Yep, there sure have been a lot of people over the past decade or two complaining about Digital Rights Management. For the most part I’ve been a complacent monkey in the whole thing just accepting it as a necessary evil of living in the digital age.

For those uninitiated, Digital Rights Management (called DRM) is code embedded in digital media (like digital audio and digital video files) that somehow ensure that the files are only played on the hardware that the owner of the media allows.

There’s a lot of blogs, and lawsuits, and such out there that have covered all of this. I don’t want to cover it again.

So why am I writing this blog then? Well, last night I ordered a movie from Amazon on my TiVo.
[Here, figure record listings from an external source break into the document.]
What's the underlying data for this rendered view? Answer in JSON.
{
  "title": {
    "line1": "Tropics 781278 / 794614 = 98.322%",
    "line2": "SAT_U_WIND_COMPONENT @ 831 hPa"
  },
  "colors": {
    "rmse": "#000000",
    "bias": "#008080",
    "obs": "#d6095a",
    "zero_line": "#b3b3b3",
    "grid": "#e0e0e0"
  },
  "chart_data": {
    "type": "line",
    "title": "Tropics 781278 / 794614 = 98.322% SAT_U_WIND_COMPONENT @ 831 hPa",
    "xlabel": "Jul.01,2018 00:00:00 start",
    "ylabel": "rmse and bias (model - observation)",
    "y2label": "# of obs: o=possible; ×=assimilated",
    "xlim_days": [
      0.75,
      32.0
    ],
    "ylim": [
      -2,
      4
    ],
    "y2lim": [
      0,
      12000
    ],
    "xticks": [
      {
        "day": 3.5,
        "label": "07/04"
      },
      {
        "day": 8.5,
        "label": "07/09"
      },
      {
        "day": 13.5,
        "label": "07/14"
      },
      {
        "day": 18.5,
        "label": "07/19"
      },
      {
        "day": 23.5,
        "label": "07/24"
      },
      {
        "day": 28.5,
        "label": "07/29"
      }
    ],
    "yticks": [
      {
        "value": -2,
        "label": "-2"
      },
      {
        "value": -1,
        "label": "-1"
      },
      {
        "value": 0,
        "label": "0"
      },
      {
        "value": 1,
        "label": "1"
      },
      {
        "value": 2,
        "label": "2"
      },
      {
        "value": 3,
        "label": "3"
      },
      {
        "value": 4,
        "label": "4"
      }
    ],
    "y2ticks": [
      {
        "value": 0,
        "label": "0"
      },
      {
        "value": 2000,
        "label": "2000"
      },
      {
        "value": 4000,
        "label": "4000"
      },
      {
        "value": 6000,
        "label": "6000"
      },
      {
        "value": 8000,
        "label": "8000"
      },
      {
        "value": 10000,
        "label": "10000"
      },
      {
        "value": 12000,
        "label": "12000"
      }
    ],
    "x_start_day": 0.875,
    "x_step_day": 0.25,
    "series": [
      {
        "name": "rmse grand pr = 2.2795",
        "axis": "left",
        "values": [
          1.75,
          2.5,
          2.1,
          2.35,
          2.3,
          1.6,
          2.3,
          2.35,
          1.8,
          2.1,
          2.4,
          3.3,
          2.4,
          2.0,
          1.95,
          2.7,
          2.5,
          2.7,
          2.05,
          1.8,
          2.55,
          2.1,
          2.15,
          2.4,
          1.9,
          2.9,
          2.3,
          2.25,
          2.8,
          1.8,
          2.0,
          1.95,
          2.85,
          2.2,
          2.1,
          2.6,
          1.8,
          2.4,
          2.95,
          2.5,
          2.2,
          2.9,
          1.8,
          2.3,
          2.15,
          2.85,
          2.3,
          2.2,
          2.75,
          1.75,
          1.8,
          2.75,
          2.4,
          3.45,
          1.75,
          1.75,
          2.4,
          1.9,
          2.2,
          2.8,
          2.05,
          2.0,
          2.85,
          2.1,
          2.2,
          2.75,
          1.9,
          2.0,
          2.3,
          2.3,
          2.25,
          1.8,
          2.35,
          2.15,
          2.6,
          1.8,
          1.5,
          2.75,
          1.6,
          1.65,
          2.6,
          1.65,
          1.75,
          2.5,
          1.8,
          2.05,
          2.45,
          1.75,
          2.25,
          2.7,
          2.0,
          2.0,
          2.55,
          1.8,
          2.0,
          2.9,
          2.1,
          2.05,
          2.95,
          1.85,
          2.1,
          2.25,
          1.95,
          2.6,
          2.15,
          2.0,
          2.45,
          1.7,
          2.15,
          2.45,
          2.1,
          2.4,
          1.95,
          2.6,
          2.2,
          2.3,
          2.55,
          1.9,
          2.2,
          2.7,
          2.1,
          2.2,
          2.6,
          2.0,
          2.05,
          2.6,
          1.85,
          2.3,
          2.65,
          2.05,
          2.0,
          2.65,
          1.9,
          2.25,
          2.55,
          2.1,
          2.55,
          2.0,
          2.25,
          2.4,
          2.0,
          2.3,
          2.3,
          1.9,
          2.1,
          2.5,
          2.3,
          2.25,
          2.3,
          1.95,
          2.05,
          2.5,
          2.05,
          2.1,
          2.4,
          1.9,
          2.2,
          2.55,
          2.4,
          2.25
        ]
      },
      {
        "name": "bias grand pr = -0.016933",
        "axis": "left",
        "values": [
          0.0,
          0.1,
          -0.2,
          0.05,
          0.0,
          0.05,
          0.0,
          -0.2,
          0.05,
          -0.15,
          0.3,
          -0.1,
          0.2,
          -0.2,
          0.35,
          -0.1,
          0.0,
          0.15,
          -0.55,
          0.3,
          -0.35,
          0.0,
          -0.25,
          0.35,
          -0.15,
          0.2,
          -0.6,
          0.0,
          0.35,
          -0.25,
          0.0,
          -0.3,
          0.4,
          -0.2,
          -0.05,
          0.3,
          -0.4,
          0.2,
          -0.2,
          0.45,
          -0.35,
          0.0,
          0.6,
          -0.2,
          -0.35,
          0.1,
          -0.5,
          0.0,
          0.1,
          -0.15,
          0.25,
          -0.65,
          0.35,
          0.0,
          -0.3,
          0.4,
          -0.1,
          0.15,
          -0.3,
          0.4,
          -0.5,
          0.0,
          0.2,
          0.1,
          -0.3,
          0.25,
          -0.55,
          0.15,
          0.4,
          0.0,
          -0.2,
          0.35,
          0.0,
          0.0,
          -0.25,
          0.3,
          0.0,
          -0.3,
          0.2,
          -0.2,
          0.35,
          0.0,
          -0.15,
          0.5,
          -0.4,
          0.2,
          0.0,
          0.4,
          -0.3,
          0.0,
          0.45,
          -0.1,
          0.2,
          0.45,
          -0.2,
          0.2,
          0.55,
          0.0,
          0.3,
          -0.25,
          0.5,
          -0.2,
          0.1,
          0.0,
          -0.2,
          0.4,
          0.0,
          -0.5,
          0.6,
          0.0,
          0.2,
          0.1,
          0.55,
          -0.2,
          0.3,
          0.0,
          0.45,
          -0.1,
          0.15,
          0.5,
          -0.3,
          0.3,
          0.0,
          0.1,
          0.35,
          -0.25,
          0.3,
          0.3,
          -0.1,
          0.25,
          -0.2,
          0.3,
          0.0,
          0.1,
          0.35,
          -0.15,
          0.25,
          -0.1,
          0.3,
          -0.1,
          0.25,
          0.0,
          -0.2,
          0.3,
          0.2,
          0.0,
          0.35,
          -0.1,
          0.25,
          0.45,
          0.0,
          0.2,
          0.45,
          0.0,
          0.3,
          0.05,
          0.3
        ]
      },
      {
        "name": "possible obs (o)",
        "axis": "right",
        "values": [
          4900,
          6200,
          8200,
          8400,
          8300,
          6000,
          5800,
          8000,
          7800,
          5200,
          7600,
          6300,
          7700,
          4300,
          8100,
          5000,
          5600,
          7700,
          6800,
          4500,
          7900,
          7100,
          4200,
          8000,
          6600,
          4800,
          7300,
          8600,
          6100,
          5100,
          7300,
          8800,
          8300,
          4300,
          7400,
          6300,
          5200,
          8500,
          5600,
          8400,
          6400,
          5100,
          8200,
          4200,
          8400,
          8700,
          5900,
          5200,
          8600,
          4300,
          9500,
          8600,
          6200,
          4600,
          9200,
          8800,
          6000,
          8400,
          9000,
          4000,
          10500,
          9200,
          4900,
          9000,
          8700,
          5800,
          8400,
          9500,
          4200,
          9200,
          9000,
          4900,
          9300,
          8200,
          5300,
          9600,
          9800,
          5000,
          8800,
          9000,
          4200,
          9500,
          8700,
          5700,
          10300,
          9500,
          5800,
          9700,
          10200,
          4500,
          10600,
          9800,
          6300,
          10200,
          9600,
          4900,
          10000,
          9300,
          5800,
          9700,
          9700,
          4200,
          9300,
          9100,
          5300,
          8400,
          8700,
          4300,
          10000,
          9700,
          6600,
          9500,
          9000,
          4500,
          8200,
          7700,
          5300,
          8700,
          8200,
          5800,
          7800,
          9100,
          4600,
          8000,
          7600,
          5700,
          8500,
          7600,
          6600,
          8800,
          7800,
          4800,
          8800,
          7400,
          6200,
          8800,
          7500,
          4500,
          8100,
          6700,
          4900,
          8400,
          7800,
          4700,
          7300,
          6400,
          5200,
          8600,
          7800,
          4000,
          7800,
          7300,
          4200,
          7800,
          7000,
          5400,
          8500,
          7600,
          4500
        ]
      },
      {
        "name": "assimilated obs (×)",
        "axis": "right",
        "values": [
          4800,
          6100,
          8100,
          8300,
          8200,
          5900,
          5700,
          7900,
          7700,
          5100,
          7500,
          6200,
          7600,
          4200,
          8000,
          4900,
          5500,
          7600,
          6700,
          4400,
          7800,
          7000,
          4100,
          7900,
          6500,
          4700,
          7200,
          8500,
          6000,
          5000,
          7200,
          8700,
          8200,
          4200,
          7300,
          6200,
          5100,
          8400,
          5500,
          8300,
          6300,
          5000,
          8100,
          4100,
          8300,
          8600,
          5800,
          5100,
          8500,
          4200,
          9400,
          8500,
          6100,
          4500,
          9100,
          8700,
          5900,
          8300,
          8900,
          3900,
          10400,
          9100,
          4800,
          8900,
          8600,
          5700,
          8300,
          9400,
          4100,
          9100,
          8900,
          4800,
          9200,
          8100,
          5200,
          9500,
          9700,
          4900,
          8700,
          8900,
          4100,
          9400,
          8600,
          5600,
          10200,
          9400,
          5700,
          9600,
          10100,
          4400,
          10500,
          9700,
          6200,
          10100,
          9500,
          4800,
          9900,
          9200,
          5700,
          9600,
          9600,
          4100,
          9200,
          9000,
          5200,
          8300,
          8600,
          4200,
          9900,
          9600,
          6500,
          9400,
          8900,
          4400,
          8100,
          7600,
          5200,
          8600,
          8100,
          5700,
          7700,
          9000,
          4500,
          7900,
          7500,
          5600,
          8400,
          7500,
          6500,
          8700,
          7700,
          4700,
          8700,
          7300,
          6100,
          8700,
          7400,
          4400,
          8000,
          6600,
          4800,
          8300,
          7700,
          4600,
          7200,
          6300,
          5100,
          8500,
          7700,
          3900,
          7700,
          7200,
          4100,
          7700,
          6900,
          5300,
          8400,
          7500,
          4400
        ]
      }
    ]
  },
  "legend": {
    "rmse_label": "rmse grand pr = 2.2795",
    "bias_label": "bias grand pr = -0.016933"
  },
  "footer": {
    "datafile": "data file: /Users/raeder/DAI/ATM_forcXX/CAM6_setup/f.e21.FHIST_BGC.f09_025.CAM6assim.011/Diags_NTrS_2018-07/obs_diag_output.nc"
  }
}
Somehow, though, my TiVo in the bedroom decided it would download the movie, and not the one in the living room. After the movie downloaded, TiVo wouldn’t let me transfer the recording from one to the other. DRM strikes again.

Well, now for the ultimate analog hole. I physically picked up my bedroom TiVo and moved it to the living room to watch the movie. Screw you DRM.

DRM is simply something that makes life inconvenient at best for those of us that are honest. The thieves have ways around DRM.

In the end though I think this is a small piece in the bigger problem. TiVo has jumped the shark. The future of DVR is not in TiVo. hopefully we’ll see a re-emergence of Windows Media Center this year as the DVR to have.